SWANSEA’S new landmark Copr Bay bridge was eased into place in a major construction operation last night and this morning.
The 150 metric tonne bridge is now in place over the main Oystermouth Road. It’s 12 metres wide, 49m long and features 2,756 laser-cut origami shapes.
It will be pivotal in improving access between the city, the Marina and the coastline.
It will be a number of months before the gold-coloured pedestrian and cyclist bridge – central to Swansea Council’s emerging £135m Copr Bay Phase One regeneration scheme – will be ready for use by the public.
Council leader Rob Stewart said:
“This is another big milestone in the transformation of our city.
“With its bold design and striking façade that will complement the new state-of-the-art arena, the bridge will become a stunning new landmark for the city and an emblem nationally and internationally of a modern welcoming city.
“The work we’re doing couldn’t be more timely for Swansea and Wales as we emerge from the pandemic.
“We’re transforming the landscape, and we’re creating jobs, new opportunities and a new future for our city centre. The bridge, when completed, will be part of that bright future.”
Council cabinet member for investment, regeneration and tourism Robert Francis-Davies said:
“The new bridge will be a permanent beacon that tells people what Swansea is all about: an open, vibrant destination where opportunities are created and barriers overcome.
“Swansea will be the city held up as the model post-pandemic place, where people can experience the best of both urban living and the wonders of nature. Swansea has it all – and, with our memorable new bridge, we are making it clearer than ever that our city is open.”
Swansea-born artist Marc Rees, who designed the pattern on the bridge’s side panels in collaboration with award-winning architects ACME, said:
“I’m looking forward to seeing the bridge in situ in all its glory.
“It’s been a difficult time recently, especially for the cultural sector, so the bridge installation is timely as we need a positive and aspirational symbol.”
Friedrich Ludewig, Design Director for ACME said:
“The new bridge is a true piece of international innovation for Swansea.

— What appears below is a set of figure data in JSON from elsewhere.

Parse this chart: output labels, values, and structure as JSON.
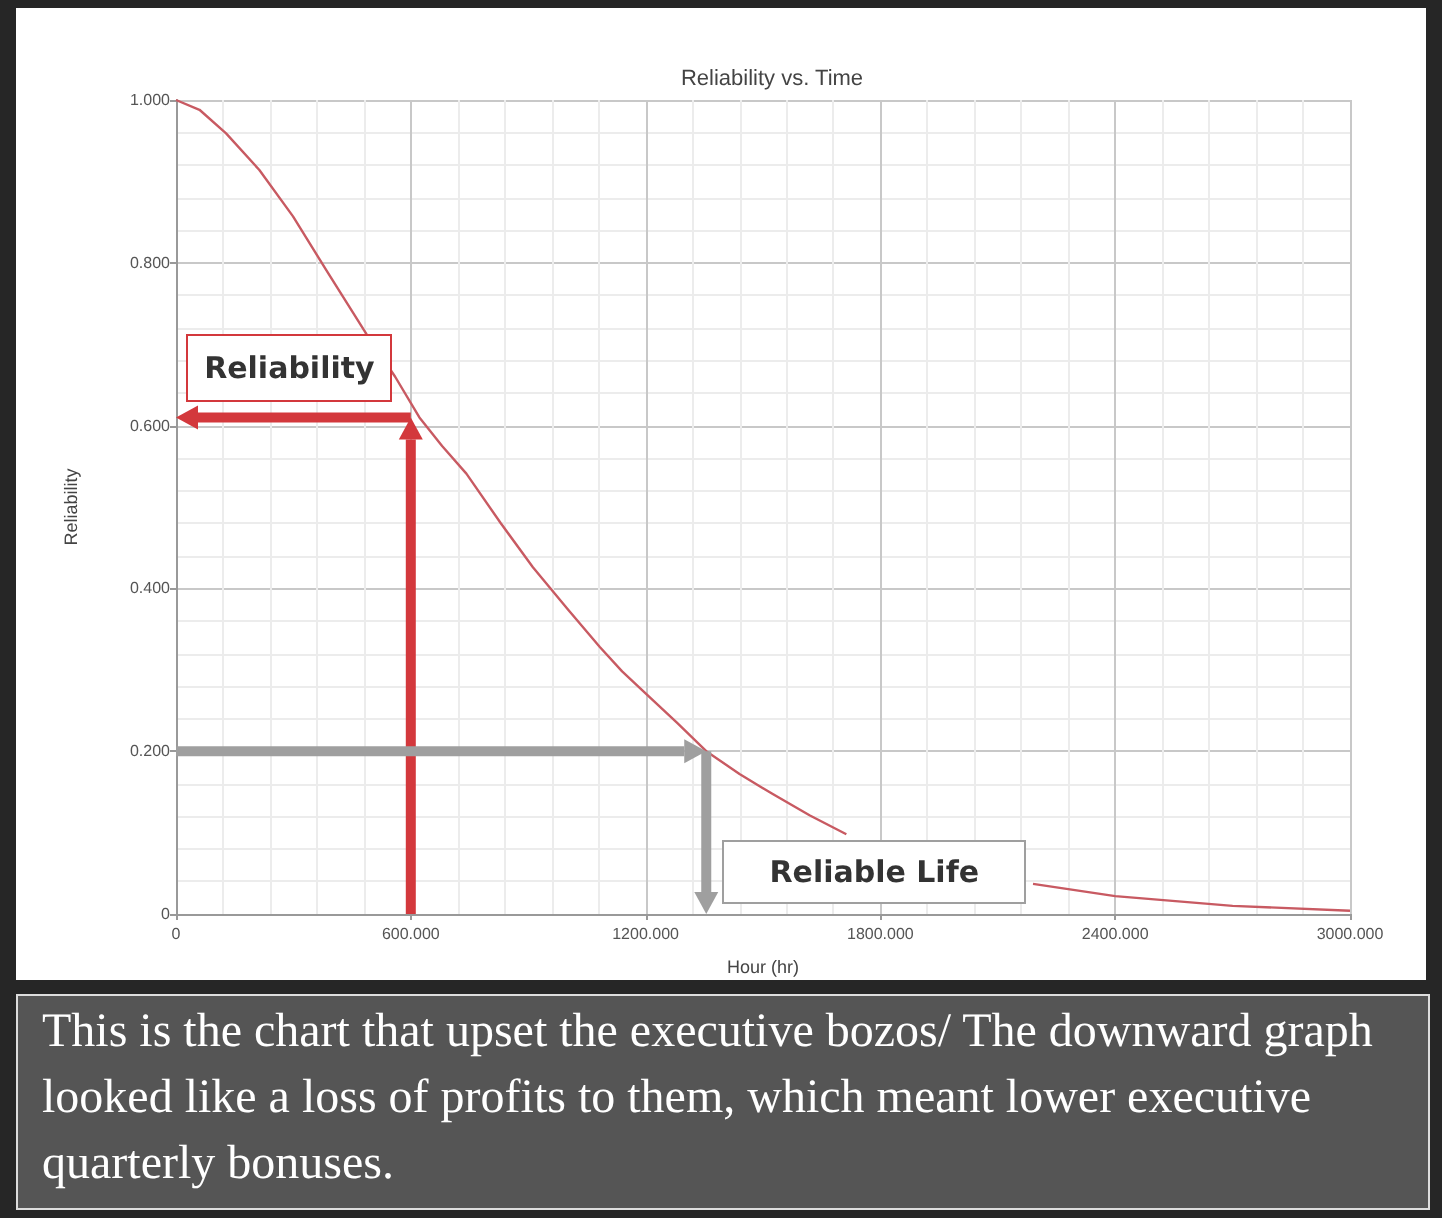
{
  "chart_data": {
    "type": "line",
    "title": "Reliability vs. Time",
    "xlabel": "Hour (hr)",
    "ylabel": "Reliability",
    "x": [
      0,
      60,
      128,
      213,
      299,
      384,
      486,
      560,
      622,
      680,
      742,
      830,
      912,
      1000,
      1083,
      1140,
      1202,
      1280,
      1355,
      1440,
      1526,
      1620,
      1713,
      1850,
      2000,
      2190,
      2400,
      2700,
      3000
    ],
    "series": [
      {
        "color": "#c85a62",
        "values": [
          1,
          0.988,
          0.959,
          0.914,
          0.857,
          0.791,
          0.713,
          0.66,
          0.61,
          0.575,
          0.541,
          0.48,
          0.426,
          0.375,
          0.328,
          0.298,
          0.27,
          0.235,
          0.2,
          0.172,
          0.147,
          0.121,
          0.098,
          null,
          null,
          0.037,
          0.022,
          0.01,
          0.004
        ]
      }
    ],
    "xlim": [
      0,
      3000
    ],
    "xticks": [
      0,
      {
        "value": 600,
        "label": "600.000"
      },
      {
        "value": 1200,
        "label": "1200.000"
      },
      {
        "value": 1800,
        "label": "1800.000"
      },
      {
        "value": 2400,
        "label": "2400.000"
      },
      {
        "value": 3000,
        "label": "3000.000"
      }
    ],
    "ylim": [
      0,
      1
    ],
    "yticks": [
      0,
      {
        "value": 0.2,
        "label": "0.200"
      },
      {
        "value": 0.4,
        "label": "0.400"
      },
      {
        "value": 0.6,
        "label": "0.600"
      },
      {
        "value": 0.8,
        "label": "0.800"
      },
      {
        "value": 1,
        "label": "1.000"
      }
    ],
    "grid": true,
    "marker": "none",
    "ref_lines": [
      {
        "axis": "x",
        "value": 1355,
        "label": "Reliable Life",
        "color": "#9f9f9f"
      }
    ],
    "annotations": [
      {
        "text": "Reliability",
        "x": 600,
        "y": 0.61
      },
      "This is the chart that upset the executive bozos/ The downward graph looked like a loss of profits to them, which meant lower executive quarterly bonuses."
    ]
  }
}
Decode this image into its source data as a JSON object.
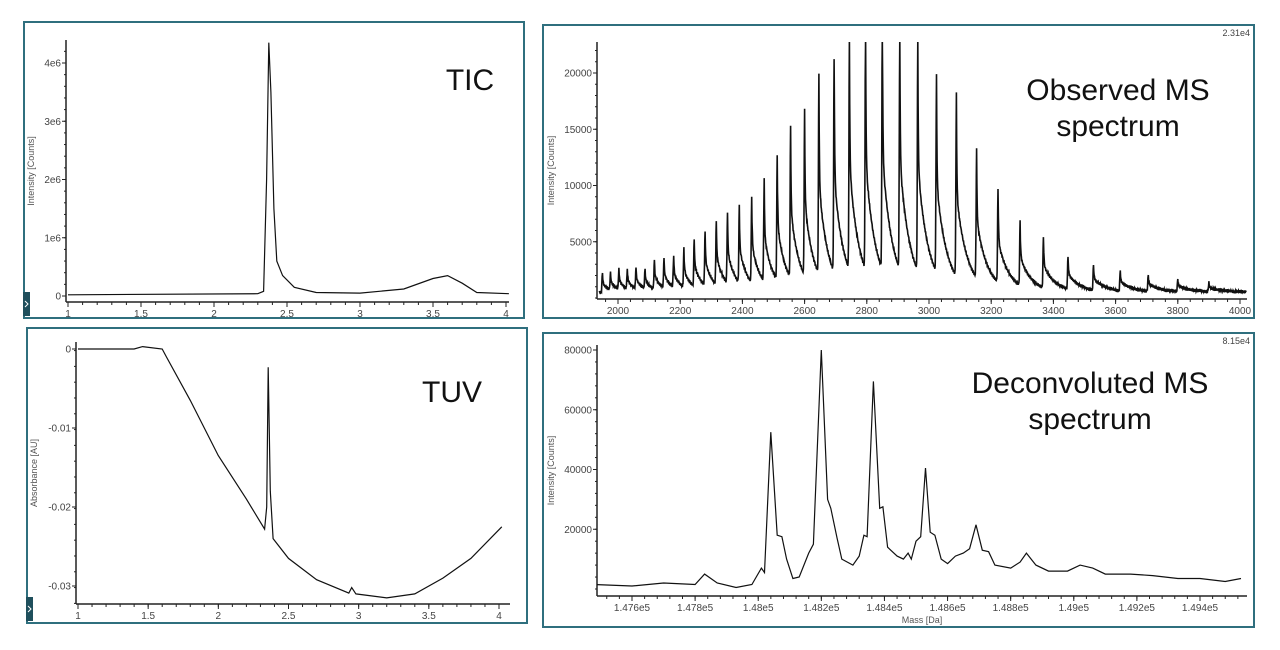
{
  "colors": {
    "frame": "#2f6f7e",
    "line": "#111111",
    "tab": "#1f4f5c"
  },
  "chart_data": [
    {
      "id": "tic",
      "type": "line",
      "title": "TIC",
      "xlabel": "",
      "ylabel": "Intensity [Counts]",
      "xlim": [
        1,
        4.02
      ],
      "ylim": [
        0,
        4400000.0
      ],
      "xticks": [
        1,
        1.5,
        2,
        2.5,
        3,
        3.5,
        4
      ],
      "xtick_labels": [
        "1",
        "1.5",
        "2",
        "2.5",
        "3",
        "3.5",
        "4"
      ],
      "yticks": [
        0,
        1000000.0,
        2000000.0,
        3000000.0,
        4000000.0
      ],
      "ytick_labels": [
        "0",
        "1e6",
        "2e6",
        "3e6",
        "4e6"
      ],
      "points": [
        [
          1,
          20000
        ],
        [
          2.3,
          40000
        ],
        [
          2.34,
          80000
        ],
        [
          2.36,
          2000000
        ],
        [
          2.375,
          4350000
        ],
        [
          2.39,
          3500000
        ],
        [
          2.41,
          1500000
        ],
        [
          2.43,
          600000
        ],
        [
          2.47,
          350000
        ],
        [
          2.55,
          150000
        ],
        [
          2.7,
          60000
        ],
        [
          3.0,
          50000
        ],
        [
          3.3,
          120000
        ],
        [
          3.5,
          300000
        ],
        [
          3.6,
          350000
        ],
        [
          3.7,
          220000
        ],
        [
          3.8,
          60000
        ],
        [
          4.02,
          40000
        ]
      ]
    },
    {
      "id": "tuv",
      "type": "line",
      "title": "TUV",
      "xlabel": "",
      "ylabel": "Absorbance [AU]",
      "xlim": [
        1,
        4.02
      ],
      "ylim": [
        -0.0322,
        0.0008
      ],
      "xticks": [
        1,
        1.5,
        2,
        2.5,
        3,
        3.5,
        4
      ],
      "xtick_labels": [
        "1",
        "1.5",
        "2",
        "2.5",
        "3",
        "3.5",
        "4"
      ],
      "yticks": [
        0,
        -0.01,
        -0.02,
        -0.03
      ],
      "ytick_labels": [
        "0",
        "-0.01",
        "-0.02",
        "-0.03"
      ],
      "points": [
        [
          1,
          0
        ],
        [
          1.4,
          0
        ],
        [
          1.46,
          0.0003
        ],
        [
          1.6,
          0
        ],
        [
          1.63,
          -0.001
        ],
        [
          1.8,
          -0.0065
        ],
        [
          2.0,
          -0.0135
        ],
        [
          2.2,
          -0.019
        ],
        [
          2.33,
          -0.0228
        ],
        [
          2.345,
          -0.02
        ],
        [
          2.355,
          -0.0023
        ],
        [
          2.37,
          -0.018
        ],
        [
          2.39,
          -0.024
        ],
        [
          2.5,
          -0.0265
        ],
        [
          2.7,
          -0.0292
        ],
        [
          2.93,
          -0.0309
        ],
        [
          2.95,
          -0.0302
        ],
        [
          2.98,
          -0.031
        ],
        [
          3.2,
          -0.0315
        ],
        [
          3.4,
          -0.031
        ],
        [
          3.6,
          -0.029
        ],
        [
          3.8,
          -0.0265
        ],
        [
          4.02,
          -0.0225
        ]
      ]
    },
    {
      "id": "observed-ms",
      "type": "line",
      "title": "Observed MS spectrum",
      "title_lines": [
        "Observed MS",
        "spectrum"
      ],
      "corner_label": "2.31e4",
      "xlabel": "",
      "ylabel": "Intensity [Counts]",
      "xlim": [
        1940,
        4020
      ],
      "ylim": [
        0,
        23100
      ],
      "xticks": [
        2000,
        2200,
        2400,
        2600,
        2800,
        3000,
        3200,
        3400,
        3600,
        3800,
        4000
      ],
      "xtick_labels": [
        "2000",
        "2200",
        "2400",
        "2600",
        "2800",
        "3000",
        "3200",
        "3400",
        "3600",
        "3800",
        "4000"
      ],
      "yticks": [
        5000,
        10000,
        15000,
        20000
      ],
      "ytick_labels": [
        "5000",
        "10000",
        "15000",
        "20000"
      ],
      "baseline": 700,
      "peaks": [
        [
          1950,
          1700
        ],
        [
          1976,
          1500
        ],
        [
          2003,
          1800
        ],
        [
          2030,
          1700
        ],
        [
          2058,
          1900
        ],
        [
          2087,
          1700
        ],
        [
          2117,
          2600
        ],
        [
          2148,
          2700
        ],
        [
          2179,
          2800
        ],
        [
          2212,
          3400
        ],
        [
          2245,
          4300
        ],
        [
          2280,
          4900
        ],
        [
          2316,
          5800
        ],
        [
          2352,
          6300
        ],
        [
          2390,
          6900
        ],
        [
          2430,
          7600
        ],
        [
          2470,
          9100
        ],
        [
          2512,
          11100
        ],
        [
          2555,
          13600
        ],
        [
          2600,
          14700
        ],
        [
          2646,
          17800
        ],
        [
          2695,
          18900
        ],
        [
          2744,
          20800
        ],
        [
          2796,
          21500
        ],
        [
          2850,
          22600
        ],
        [
          2906,
          21500
        ],
        [
          2964,
          20800
        ],
        [
          3024,
          17600
        ],
        [
          3088,
          16200
        ],
        [
          3153,
          11500
        ],
        [
          3222,
          8200
        ],
        [
          3293,
          5700
        ],
        [
          3368,
          4500
        ],
        [
          3447,
          3000
        ],
        [
          3529,
          2300
        ],
        [
          3615,
          1800
        ],
        [
          3705,
          1400
        ],
        [
          3800,
          1100
        ],
        [
          3900,
          800
        ]
      ]
    },
    {
      "id": "deconvoluted-ms",
      "type": "line",
      "title": "Deconvoluted MS spectrum",
      "title_lines": [
        "Deconvoluted MS",
        "spectrum"
      ],
      "corner_label": "8.15e4",
      "xlabel": "Mass [Da]",
      "ylabel": "Intensity [Counts]",
      "xlim": [
        147480,
        149540
      ],
      "ylim": [
        0,
        81500
      ],
      "xticks": [
        147600,
        147800,
        148000,
        148200,
        148400,
        148600,
        148800,
        149000,
        149200,
        149400
      ],
      "xtick_labels": [
        "1.476e5",
        "1.478e5",
        "1.48e5",
        "1.482e5",
        "1.484e5",
        "1.486e5",
        "1.488e5",
        "1.49e5",
        "1.492e5",
        "1.494e5"
      ],
      "yticks": [
        20000,
        40000,
        60000,
        80000
      ],
      "ytick_labels": [
        "20000",
        "40000",
        "60000",
        "80000"
      ],
      "points": [
        [
          147480,
          1500
        ],
        [
          147600,
          1000
        ],
        [
          147700,
          2000
        ],
        [
          147800,
          1500
        ],
        [
          147830,
          5000
        ],
        [
          147870,
          2000
        ],
        [
          147930,
          500
        ],
        [
          147980,
          1500
        ],
        [
          148010,
          7000
        ],
        [
          148020,
          5500
        ],
        [
          148040,
          52500
        ],
        [
          148060,
          18000
        ],
        [
          148075,
          17500
        ],
        [
          148090,
          10000
        ],
        [
          148110,
          3500
        ],
        [
          148130,
          4000
        ],
        [
          148160,
          12000
        ],
        [
          148175,
          15000
        ],
        [
          148200,
          80000
        ],
        [
          148220,
          30000
        ],
        [
          148230,
          27000
        ],
        [
          148250,
          17000
        ],
        [
          148265,
          10000
        ],
        [
          148300,
          8000
        ],
        [
          148320,
          11000
        ],
        [
          148335,
          18000
        ],
        [
          148345,
          17500
        ],
        [
          148365,
          69500
        ],
        [
          148385,
          27000
        ],
        [
          148395,
          27500
        ],
        [
          148410,
          14000
        ],
        [
          148440,
          11000
        ],
        [
          148460,
          10000
        ],
        [
          148475,
          12000
        ],
        [
          148485,
          10000
        ],
        [
          148500,
          16000
        ],
        [
          148515,
          17500
        ],
        [
          148530,
          40500
        ],
        [
          148545,
          19000
        ],
        [
          148560,
          18000
        ],
        [
          148580,
          10000
        ],
        [
          148600,
          8500
        ],
        [
          148625,
          11000
        ],
        [
          148650,
          12000
        ],
        [
          148670,
          13500
        ],
        [
          148690,
          21500
        ],
        [
          148710,
          13000
        ],
        [
          148730,
          12500
        ],
        [
          148750,
          8000
        ],
        [
          148800,
          7000
        ],
        [
          148830,
          9000
        ],
        [
          148850,
          12000
        ],
        [
          148880,
          8000
        ],
        [
          148920,
          6000
        ],
        [
          148980,
          6000
        ],
        [
          149020,
          8000
        ],
        [
          149060,
          7000
        ],
        [
          149100,
          5000
        ],
        [
          149180,
          5000
        ],
        [
          149250,
          4500
        ],
        [
          149330,
          3500
        ],
        [
          149400,
          3500
        ],
        [
          149480,
          2500
        ],
        [
          149530,
          3500
        ]
      ]
    }
  ]
}
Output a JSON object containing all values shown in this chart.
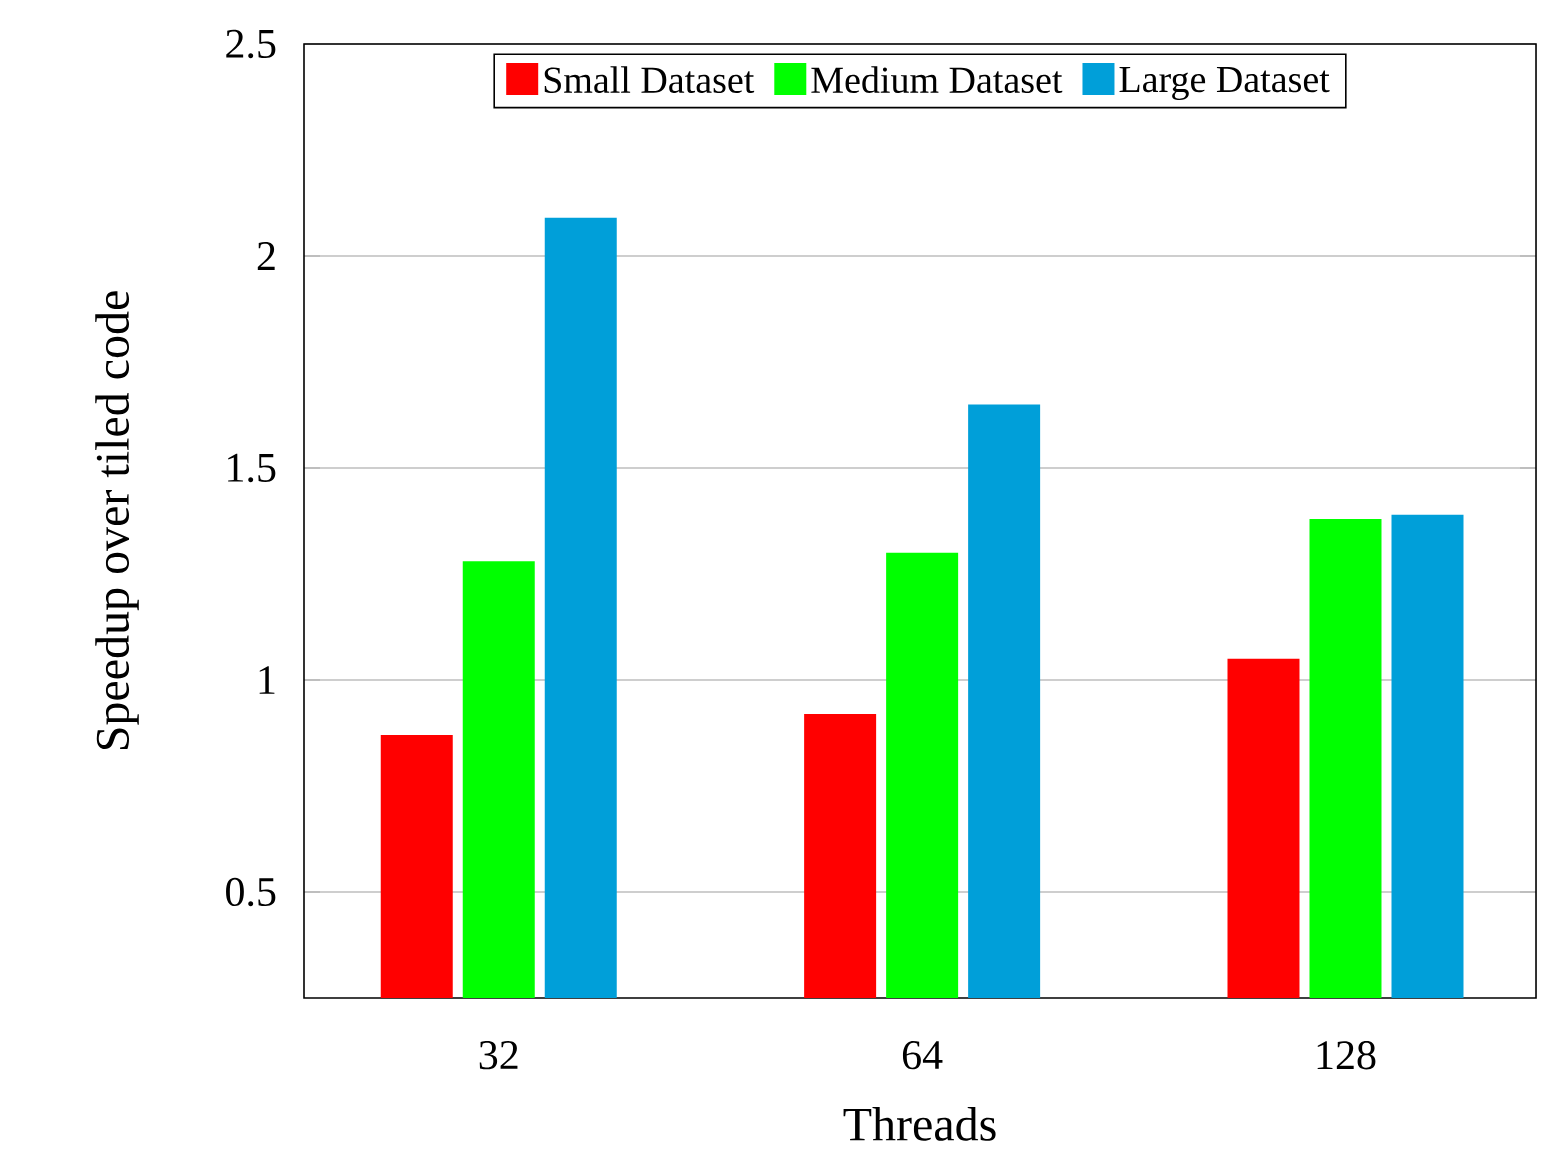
{
  "chart_data": {
    "type": "bar",
    "xlabel": "Threads",
    "ylabel": "Speedup over tiled code",
    "categories": [
      "32",
      "64",
      "128"
    ],
    "series": [
      {
        "name": "Small Dataset",
        "color": "#ff0000",
        "values": [
          0.87,
          0.92,
          1.05
        ]
      },
      {
        "name": "Medium Dataset",
        "color": "#00ff00",
        "values": [
          1.28,
          1.3,
          1.38
        ]
      },
      {
        "name": "Large Dataset",
        "color": "#009fd9",
        "values": [
          2.09,
          1.65,
          1.39
        ]
      }
    ],
    "ylim": [
      0.25,
      2.5
    ],
    "yticks": [
      0.5,
      1,
      1.5,
      2,
      2.5
    ],
    "grid": "y",
    "legend": "top"
  }
}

“ACME worked with Brussels-based structural engineers Ney & Partner to design this bridge made from steel plate.
“The iconic arch stabilizes the super-slender bridge deck and creates a new urban space floating over the road, enclosed by patterned steel offering glimpses across the road, the arena and the new coastal park.
“Until now, Oystermouth Road was for cars, not people. The bridge will be a stepping stone for a greener and more liveable Swansea city centre.”
The work to ease the distinctive bridge into place was carried out by specialist contractors using two huge mobile transporter units.
The transporter units, remotely controlled by specialist operators, slowly swept around on a path of around 100m to position the bridge above the abutments.
The bridge was lowered on pneumatic jacks pre-installed on the abutments. Once the bridge was in place the jacks were altered to fine-tune the bridge position. The bridge was then fixed in place and the jacks removed.
It’s expected the bridge will be ready for use in the second half of the year, ahead of the opening of the arena which is on schedule to be completed this year.
Oystermouth Road was closed temporarily to traffic during the operation and diversions were in place.
Disruption was designed to be minimal.
Due to the pandemic, people were urged not to visit the city centre to watch the operation in progress. Instead, they could watch a live online video feed of the operation.
The bridge over Oystermouth Road is a critical element of the Copr Bay development. Acting as a gateway within the city, it will provide an easy link for pedestrians and cyclists from the main city centre to the new arena, its urban park and café-restaurant and onwards to the marina and Swansea’s famed coastline.
It’ll encourage footfall between Copr Bay area and the core city centre, encouraging the hundreds of thousands of visitors a year to the arena and its urban park next door into the shopping areas of the city centre.
The deck of the bridge – effectively two storeys above the road – will lead on the level to the arena’s pedestrian entrance and to the parkland. On the other side – a broad shallow ramp will lead from the bridge down towards the area between St Mary’s Church and Iceland. The ramp will have homes, car parking and commercial units such as independent cafes on one side. On its other side – where St David’s multi-storey now stands – there will be further development soon as part of the Copr Bay Phase Two.
Record-breaking Swansea athlete Cyril Cupid is recognised in the name of the route from the bridge to the city centre – Cupid Way.
Swansea city centre is undergoing one of the largest urban transformations currently being delivered in the UK. £1bn is being invested in comprehensive projects across the city to allow Swansea to realise its potential as one of the UK’s most vibrant places to live, work, visit and study.
The council is working with development manager RivingtonHark on Copr Bay Phase One.
The bridge is part-funded by the Welsh Government’s Active Travel fund.